Rayyane Tabet (b. 1983, Ashqout, Lebanon) is an artist who explores the relationship between history and the built environment. His multi-faceted installation often reconstitute the perception of physical and temporal distance. He holds a Bachelor in Architecture from The Cooper Union in New York and a Master in Fine Arts from the University of California in San Diego. His works has been shown at the Stedelijk Museum Bureau in Amsterdam, Centre Georges Pompidou in Paris, Darat al Funun in Amman, and The New Museum in New York. He will be participating in the upcoming Sharjah Biennial 12, opening March 5th 2015.
Only Gods Never Die
30 January – 28 March 2015
This exhibition is the first show of Tabet’s work in Germany featuring two new sculptures and a wall drawing.
Waiting For A Manifestation is a drawing made on site over the walls of the ground floor gallery. It consists of tally marks drawn in pencil made during the course of the installation period. Tally marks are one of the oldest forms of counting and are a way of keeping tab of a process the end of which cannot be defined. By using this achronic system that crosses time and space, the reference of the tallies drawn opens for interpretation allowing the work to shift between the specific nature of the drawing act and the abstract nature of ascribed meaning.
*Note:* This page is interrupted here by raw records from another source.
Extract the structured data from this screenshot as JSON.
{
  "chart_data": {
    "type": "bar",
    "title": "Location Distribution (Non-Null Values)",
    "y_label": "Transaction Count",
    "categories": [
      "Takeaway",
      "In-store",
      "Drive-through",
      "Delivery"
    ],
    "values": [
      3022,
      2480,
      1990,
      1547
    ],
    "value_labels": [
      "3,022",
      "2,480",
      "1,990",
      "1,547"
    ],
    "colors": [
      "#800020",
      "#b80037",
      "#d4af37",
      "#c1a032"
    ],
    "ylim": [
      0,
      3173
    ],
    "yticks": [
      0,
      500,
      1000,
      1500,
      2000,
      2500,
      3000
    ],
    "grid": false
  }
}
In the middle of the ground floor space sits Achilles’ Heel; a bench with four knucklebones and a steel shotput. The piece is based on Astragaloi – a game developed in ancient Greece to teach children dexterity – and proposes a version where all the elements are slightly scaled up rendering the play useless and introducing discomfort to the action and the materials.
Colosse Aux Pieds D’Argile a large-scale sculpture composed of marble columns and concrete cylinders transforms the first floor gallery into a field. The columns are reclaimed from a nineteenth century house in Beirut that was clandestinely destroyed by a group of workers to force its reluctant owners to sell it. The cylinders are concrete stress test samples from the skyscraper that was built to replace this house. The work confronts two versions of the same architectural element – the column – acquired from the same site spanning the course of one hundred years of urban development. Both the house and the skyscraper have reflected the ideals of how life should be lived. Both have been extrapolated into ideas of how an environment should be built, un-built or re-built. Each has been used to usher concepts of modernity and each holds within their building blocks the seeds of their own unmaking.
Rayyane Tabet (b. 1983, Ashqout, Lebanon) is an artist who explores the relationship between history and the built environment. His multi-faceted installation often reconstitute the perception of physical and temporal distance. He holds a Bachelor in Architecture from The Cooper Union in New York and a Master in Fine Arts from the University of California in San Diego. His works has been shown at the Stedelijk Museum Bureau in Amsterdam, Centre Georges Pompidou in Paris, Darat al Funun in Amman, and The New Museum in New York. He will be participating in the upcoming Sharjah Biennial 12, opening March 5th 2015.